In an effort to review reasons why animals are relinquished to shelters, PetHealth Inc. conducted a study based on data collected from close to 800 animal welfare organizations and approximately 1.4 million dogs and cats brought through the organizations’ doors.
Officials created a list of 30 reasons pets were turned over to shelters. Each of the 30 reasons was further separated into two categories – owner-specific reasons and pet-specific reasons. For example, owner-related reasons for relinquishing an animal include moving, allergies, or home owner insurance policy restrictions. Pet-related reasons include animal health, demonstrated aggression, or hyperactivity.
Animals who were returned to the shelter after being initially adopted were analyzed separately – classified as a “return” animal rather than a “surrender” animal, and those statistics were compiled separately.
The study showed that 86 percent of the surrendered animals were turned over due to owner-specific reasons – not a single reason deemed pet-specific cracked the top 10.
The Top 10 reasons reported for surrender were:
- Too many pets (18 percent)
- Unwanted/Incompatible (10 percent)
- Moving/Deployed (10 percent)
- Stray/Found/Abandoned (8 percent)
- Inability to care for (8 percent)
- Financial/Home insurance policy restrictions (6 percent)
- Euthanasia request (5 percent)
- Other/Unclear reason (4 percent)
- Unwanted litter/Pregnant female (4 percent)
- Allergic to animal (4 percent)
For animals who were brought back to the shelter after an adoption, results were mixed.
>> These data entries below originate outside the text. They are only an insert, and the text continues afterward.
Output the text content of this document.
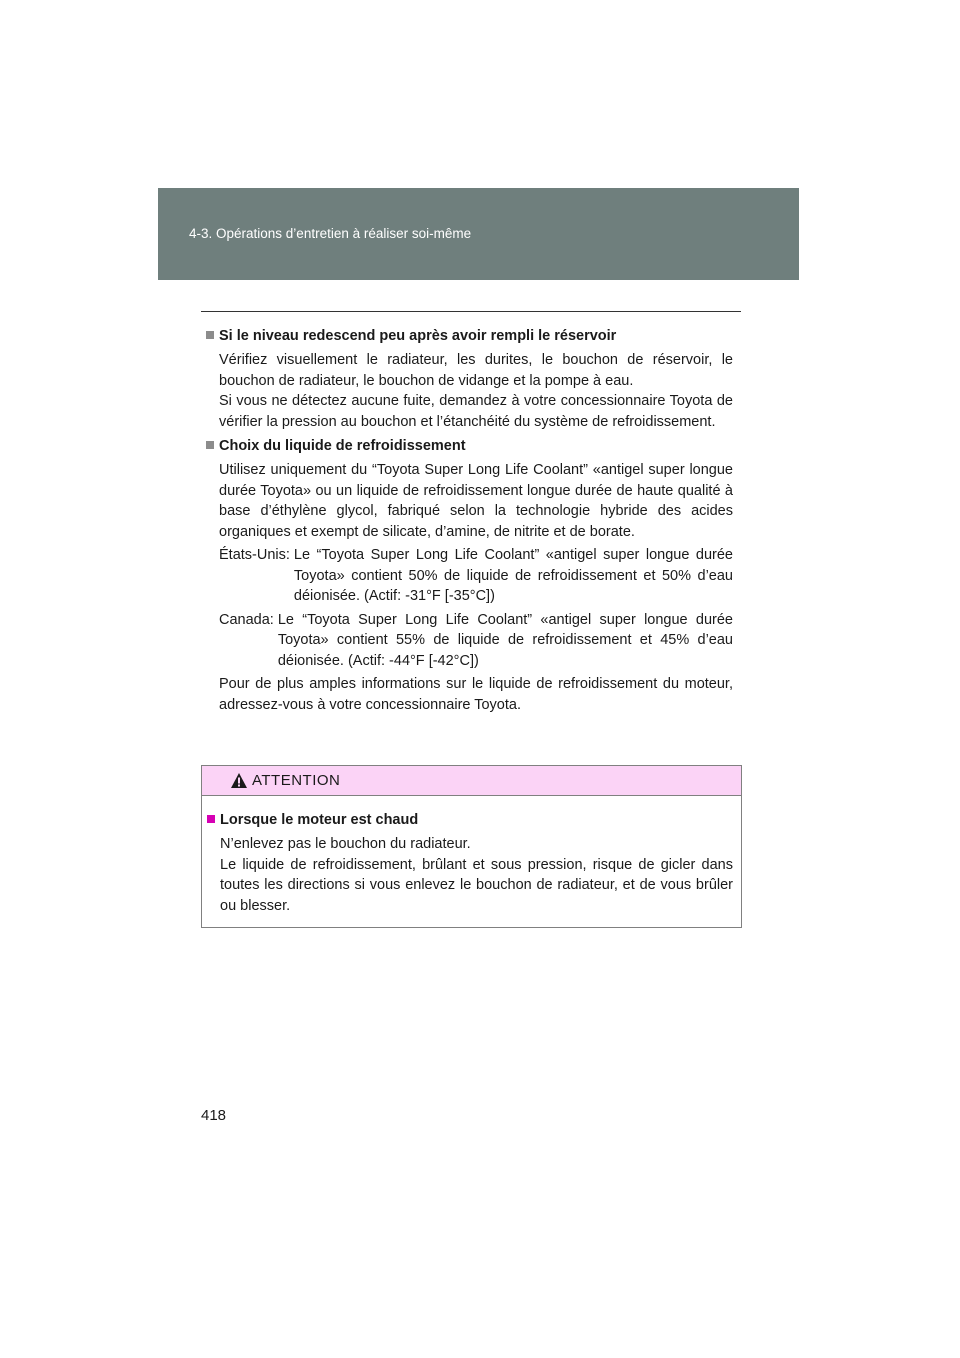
4-3. Opérations d’entretien à réaliser soi-même
Si le niveau redescend peu après avoir rempli le réservoir

Vérifiez visuellement le radiateur, les durites, le bouchon de réservoir, le bouchon de radiateur, le bouchon de vidange et la pompe à eau.

Si vous ne détectez aucune fuite, demandez à votre concessionnaire Toyota de vérifier la pression au bouchon et l’étanchéité du système de refroidissement.

Choix du liquide de refroidissement

Utilisez uniquement du “Toyota Super Long Life Coolant” «antigel super longue durée Toyota» ou un liquide de refroidissement longue durée de haute qualité à base d’éthylène glycol, fabriqué selon la technologie hybride des acides organiques et exempt de silicate, d’amine, de nitrite et de borate.

États-Unis: Le “Toyota Super Long Life Coolant” «antigel super longue durée Toyota» contient 50% de liquide de refroidissement et 50% d’eau déionisée. (Actif: -31°F [-35°C])
Canada: Le “Toyota Super Long Life Coolant” «antigel super longue durée Toyota» contient 55% de liquide de refroidissement et 45% d’eau déionisée. (Actif: -44°F [-42°C])

Pour de plus amples informations sur le liquide de refroidissement du moteur, adressez-vous à votre concessionnaire Toyota.

ATTENTION
Lorsque le moteur est chaud

N’enlevez pas le bouchon du radiateur.

Le liquide de refroidissement, brûlant et sous pression, risque de gicler dans toutes les directions si vous enlevez le bouchon de radiateur, et de vous brûler ou blesser.

418
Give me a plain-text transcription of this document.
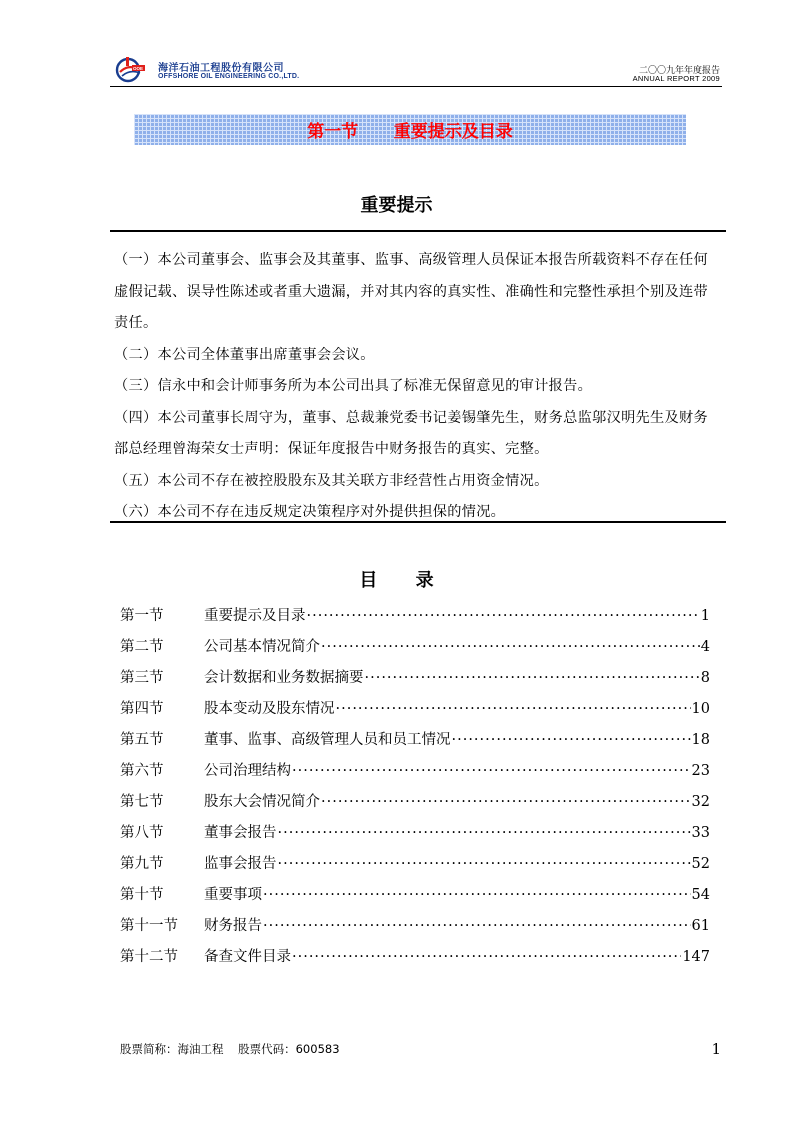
OOE 海洋石油工程股份有限公司
OFFSHORE OIL ENGINEERING CO.,LTD.
二〇〇九年年度报告
ANNUAL REPORT 2009
第一节      重要提示及目录
重要提示

（一）本公司董事会、监事会及其董事、监事、高级管理人员保证本报告所载资料不存在任何虚假记载、误导性陈述或者重大遗漏，并对其内容的真实性、准确性和完整性承担个别及连带责任。

（二）本公司全体董事出席董事会会议。

（三）信永中和会计师事务所为本公司出具了标准无保留意见的审计报告。

（四）本公司董事长周守为，董事、总裁兼党委书记姜锡肇先生，财务总监邬汉明先生及财务部总经理曾海荣女士声明：保证年度报告中财务报告的真实、完整。

（五）本公司不存在被控股股东及其关联方非经营性占用资金情况。

（六）本公司不存在违反规定决策程序对外提供担保的情况。

目 录
第一节	重要提示及目录 ·····	1
第二节	公司基本情况简介 ·····	4
第三节	会计数据和业务数据摘要 ·····	8
第四节	股本变动及股东情况 ·····	10
第五节	董事、监事、高级管理人员和员工情况 ·····	18
第六节	公司治理结构 ·····	23
第七节	股东大会情况简介 ·····	32
第八节	董事会报告 ·····	33
第九节	监事会报告 ·····	52
第十节	重要事项 ·····	54
第十一节	财务报告 ·····	61
第十二节	备查文件目录 ·····	147
股票简称：海油工程    股票代码：600583	1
Pet-specific reasons were more common and included behavioral, barking, or training issues (9 percent), problems with family pets (8 percent), animal health or age (8 percent) and aggression towards humans (4 percent).
However, the survey showed that the most common reasons, including returned animals, were owner-specific. “Unwanted/incompatible” was the most common reason given at 12 percent and the inability to care for the animal came in second at 11 percent.
PetHealth Inc. works with animal welfare organizations to reduce operating costs in an effort to benefit pets and pet owners. The results of the study were published in PetPoint Journal #7, which was distributed in November. The electronic journal is published bi-weekly by PetHealth Inc., and distributed to animal welfare organizations.